Tuesday 21 July 2020

The big chap

 The Cerne Giant [L above] is on a hillside two villages over from where my parents lived in Dorset. His todger is 10m long and his club even longer. There have, of course ,been rumours that IF you desire to fall pregnant THEN visiting himself at night will help things along . . . you have to lie with a a real man as well; we're not talking about miraculous conception here.  Recently, some enterprising prankster added a contemporary mask to the big feller's face.

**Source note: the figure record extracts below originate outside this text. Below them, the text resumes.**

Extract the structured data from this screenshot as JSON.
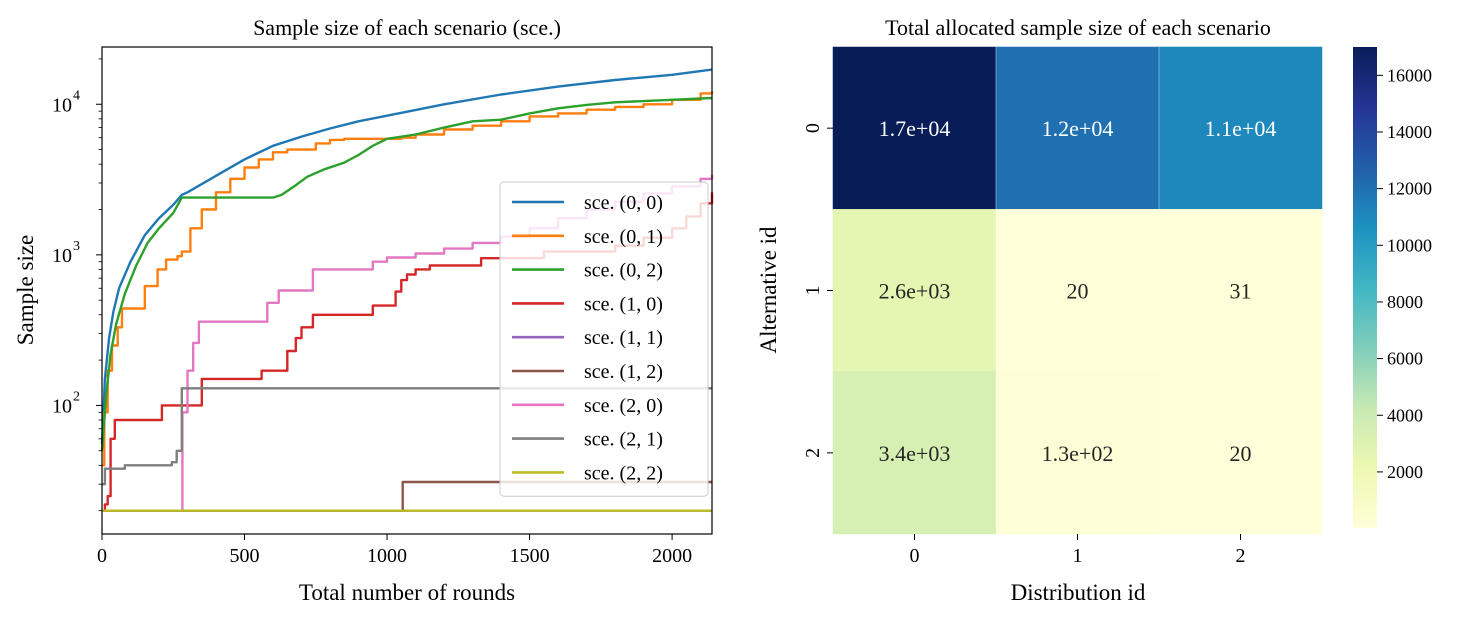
{
  "chart_data": [
    {
      "type": "line",
      "title": "Sample size of each scenario (sce.)",
      "xlabel": "Total number of rounds",
      "ylabel": "Sample size",
      "xlim": [
        0,
        2140
      ],
      "ylim": [
        14,
        24000
      ],
      "yscale": "log",
      "xticks": [
        0,
        500,
        1000,
        1500,
        2000
      ],
      "xtick_labels": [
        "0",
        "500",
        "1000",
        "1500",
        "2000"
      ],
      "yticks": [
        100,
        1000,
        10000
      ],
      "ytick_labels": [
        {
          "base": "10",
          "exp": "2"
        },
        {
          "base": "10",
          "exp": "3"
        },
        {
          "base": "10",
          "exp": "4"
        }
      ],
      "legend_position": "lower-right",
      "grid": false,
      "series": [
        {
          "name": "sce. (0, 0)",
          "color": "#1f77b4",
          "style": "smooth",
          "points": [
            [
              0,
              55
            ],
            [
              10,
              150
            ],
            [
              25,
              280
            ],
            [
              40,
              420
            ],
            [
              60,
              600
            ],
            [
              100,
              900
            ],
            [
              150,
              1350
            ],
            [
              200,
              1750
            ],
            [
              250,
              2150
            ],
            [
              280,
              2500
            ],
            [
              300,
              2600
            ],
            [
              400,
              3350
            ],
            [
              500,
              4300
            ],
            [
              600,
              5300
            ],
            [
              700,
              6100
            ],
            [
              800,
              6900
            ],
            [
              900,
              7700
            ],
            [
              1000,
              8400
            ],
            [
              1200,
              10000
            ],
            [
              1400,
              11600
            ],
            [
              1600,
              13100
            ],
            [
              1800,
              14500
            ],
            [
              2000,
              15700
            ],
            [
              2140,
              17000
            ]
          ]
        },
        {
          "name": "sce. (0, 1)",
          "color": "#ff7f0e",
          "style": "step",
          "points": [
            [
              0,
              40
            ],
            [
              8,
              90
            ],
            [
              20,
              170
            ],
            [
              35,
              250
            ],
            [
              55,
              330
            ],
            [
              70,
              440
            ],
            [
              135,
              440
            ],
            [
              150,
              620
            ],
            [
              185,
              620
            ],
            [
              195,
              800
            ],
            [
              215,
              800
            ],
            [
              225,
              930
            ],
            [
              265,
              980
            ],
            [
              280,
              1050
            ],
            [
              310,
              1500
            ],
            [
              350,
              2000
            ],
            [
              400,
              2600
            ],
            [
              450,
              3200
            ],
            [
              500,
              3800
            ],
            [
              550,
              4300
            ],
            [
              600,
              4800
            ],
            [
              650,
              5000
            ],
            [
              700,
              5000
            ],
            [
              750,
              5500
            ],
            [
              800,
              5800
            ],
            [
              850,
              5900
            ],
            [
              1050,
              6000
            ],
            [
              1100,
              6300
            ],
            [
              1200,
              6800
            ],
            [
              1300,
              7200
            ],
            [
              1400,
              7700
            ],
            [
              1500,
              8300
            ],
            [
              1600,
              8700
            ],
            [
              1700,
              9200
            ],
            [
              1800,
              9600
            ],
            [
              1900,
              10000
            ],
            [
              2000,
              10700
            ],
            [
              2100,
              11800
            ],
            [
              2140,
              12200
            ]
          ]
        },
        {
          "name": "sce. (0, 2)",
          "color": "#2ca02c",
          "style": "smooth",
          "points": [
            [
              0,
              50
            ],
            [
              15,
              120
            ],
            [
              30,
              220
            ],
            [
              50,
              350
            ],
            [
              80,
              550
            ],
            [
              120,
              850
            ],
            [
              160,
              1200
            ],
            [
              200,
              1500
            ],
            [
              250,
              1900
            ],
            [
              280,
              2400
            ],
            [
              400,
              2400
            ],
            [
              600,
              2400
            ],
            [
              630,
              2500
            ],
            [
              680,
              2900
            ],
            [
              720,
              3300
            ],
            [
              780,
              3700
            ],
            [
              850,
              4100
            ],
            [
              900,
              4600
            ],
            [
              950,
              5300
            ],
            [
              1000,
              5900
            ],
            [
              1100,
              6300
            ],
            [
              1200,
              7000
            ],
            [
              1300,
              7700
            ],
            [
              1400,
              7900
            ],
            [
              1500,
              8700
            ],
            [
              1600,
              9400
            ],
            [
              1700,
              9900
            ],
            [
              1800,
              10300
            ],
            [
              2000,
              10700
            ],
            [
              2140,
              11000
            ]
          ]
        },
        {
          "name": "sce. (1, 0)",
          "color": "#d62728",
          "style": "step",
          "points": [
            [
              0,
              20
            ],
            [
              10,
              22
            ],
            [
              20,
              25
            ],
            [
              30,
              60
            ],
            [
              45,
              80
            ],
            [
              200,
              80
            ],
            [
              210,
              100
            ],
            [
              340,
              100
            ],
            [
              350,
              150
            ],
            [
              540,
              150
            ],
            [
              560,
              170
            ],
            [
              630,
              170
            ],
            [
              650,
              230
            ],
            [
              680,
              280
            ],
            [
              700,
              330
            ],
            [
              740,
              400
            ],
            [
              900,
              400
            ],
            [
              950,
              460
            ],
            [
              1000,
              460
            ],
            [
              1030,
              570
            ],
            [
              1050,
              680
            ],
            [
              1070,
              740
            ],
            [
              1100,
              800
            ],
            [
              1150,
              850
            ],
            [
              1300,
              850
            ],
            [
              1330,
              950
            ],
            [
              1500,
              950
            ],
            [
              1550,
              1050
            ],
            [
              1700,
              1050
            ],
            [
              1800,
              1150
            ],
            [
              1900,
              1300
            ],
            [
              2000,
              1500
            ],
            [
              2050,
              1800
            ],
            [
              2100,
              2200
            ],
            [
              2140,
              2600
            ]
          ]
        },
        {
          "name": "sce. (1, 1)",
          "color": "#9467bd",
          "style": "step",
          "points": [
            [
              0,
              20
            ],
            [
              2140,
              20
            ]
          ]
        },
        {
          "name": "sce. (1, 2)",
          "color": "#8c564b",
          "style": "step",
          "points": [
            [
              0,
              20
            ],
            [
              1055,
              20
            ],
            [
              1055,
              31
            ],
            [
              2140,
              31
            ]
          ]
        },
        {
          "name": "sce. (2, 0)",
          "color": "#e377c2",
          "style": "step",
          "points": [
            [
              282,
              20
            ],
            [
              282,
              90
            ],
            [
              300,
              170
            ],
            [
              320,
              260
            ],
            [
              340,
              360
            ],
            [
              560,
              360
            ],
            [
              580,
              480
            ],
            [
              620,
              580
            ],
            [
              700,
              580
            ],
            [
              740,
              800
            ],
            [
              900,
              800
            ],
            [
              950,
              900
            ],
            [
              1000,
              960
            ],
            [
              1100,
              1020
            ],
            [
              1200,
              1100
            ],
            [
              1300,
              1200
            ],
            [
              1400,
              1320
            ],
            [
              1500,
              1500
            ],
            [
              1600,
              1750
            ],
            [
              1700,
              2000
            ],
            [
              1800,
              2250
            ],
            [
              1900,
              2550
            ],
            [
              2000,
              2850
            ],
            [
              2100,
              3200
            ],
            [
              2140,
              3400
            ]
          ]
        },
        {
          "name": "sce. (2, 1)",
          "color": "#7f7f7f",
          "style": "step",
          "points": [
            [
              0,
              30
            ],
            [
              10,
              38
            ],
            [
              75,
              38
            ],
            [
              80,
              40
            ],
            [
              235,
              40
            ],
            [
              245,
              42
            ],
            [
              262,
              50
            ],
            [
              278,
              50
            ],
            [
              280,
              130
            ],
            [
              2140,
              130
            ]
          ]
        },
        {
          "name": "sce. (2, 2)",
          "color": "#bcbd22",
          "style": "step",
          "points": [
            [
              0,
              20
            ],
            [
              2140,
              20
            ]
          ]
        }
      ]
    },
    {
      "type": "heatmap",
      "title": "Total allocated sample size of each scenario",
      "xlabel": "Distribution id",
      "ylabel": "Alternative id",
      "x_categories": [
        "0",
        "1",
        "2"
      ],
      "y_categories": [
        "0",
        "1",
        "2"
      ],
      "values": [
        [
          17000,
          12000,
          11000
        ],
        [
          2600,
          20,
          31
        ],
        [
          3400,
          130,
          20
        ]
      ],
      "annotations": [
        [
          "1.7e+04",
          "1.2e+04",
          "1.1e+04"
        ],
        [
          "2.6e+03",
          "20",
          "31"
        ],
        [
          "3.4e+03",
          "1.3e+02",
          "20"
        ]
      ],
      "colormap": "YlGnBu",
      "colorbar": {
        "range": [
          20,
          17000
        ],
        "ticks": [
          2000,
          4000,
          6000,
          8000,
          10000,
          12000,
          14000,
          16000
        ],
        "tick_labels": [
          "2000",
          "4000",
          "6000",
          "8000",
          "10000",
          "12000",
          "14000",
          "16000"
        ]
      }
    }
  ]
}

On a more historical front, National Trust archaeologists have recently put an 'earliest possible' construction date on the Cerne Giant. It's a dynamic structure, if everyone just left him alone then the grass and forbs would inevitably eat into the crisp white outline and in a generation there would be virtually nothing to see here. In 2019 a team of local volunteers hammered 17 tonnes of chalk into the white bits to make him all bright again. They do this every 10 years or so. While the labourers were doing the heavy lifting, the archaeologists went with their tooth-brushes to look at the interface between giant-work and bed-rock. There they revealed long dead shells of the vineyard snail Cernuella virgata, apparently crushed by the initial excavations.  But C. virgata is a blow in from continental Europe and was unknown in England before 1300.  The first written record of the Cerne Giant is in 1694.  It is thus much more likely that the picture started as a satire against Oliver Cromwell (1599-1658) than that it was subject to neolithic fertility caperings.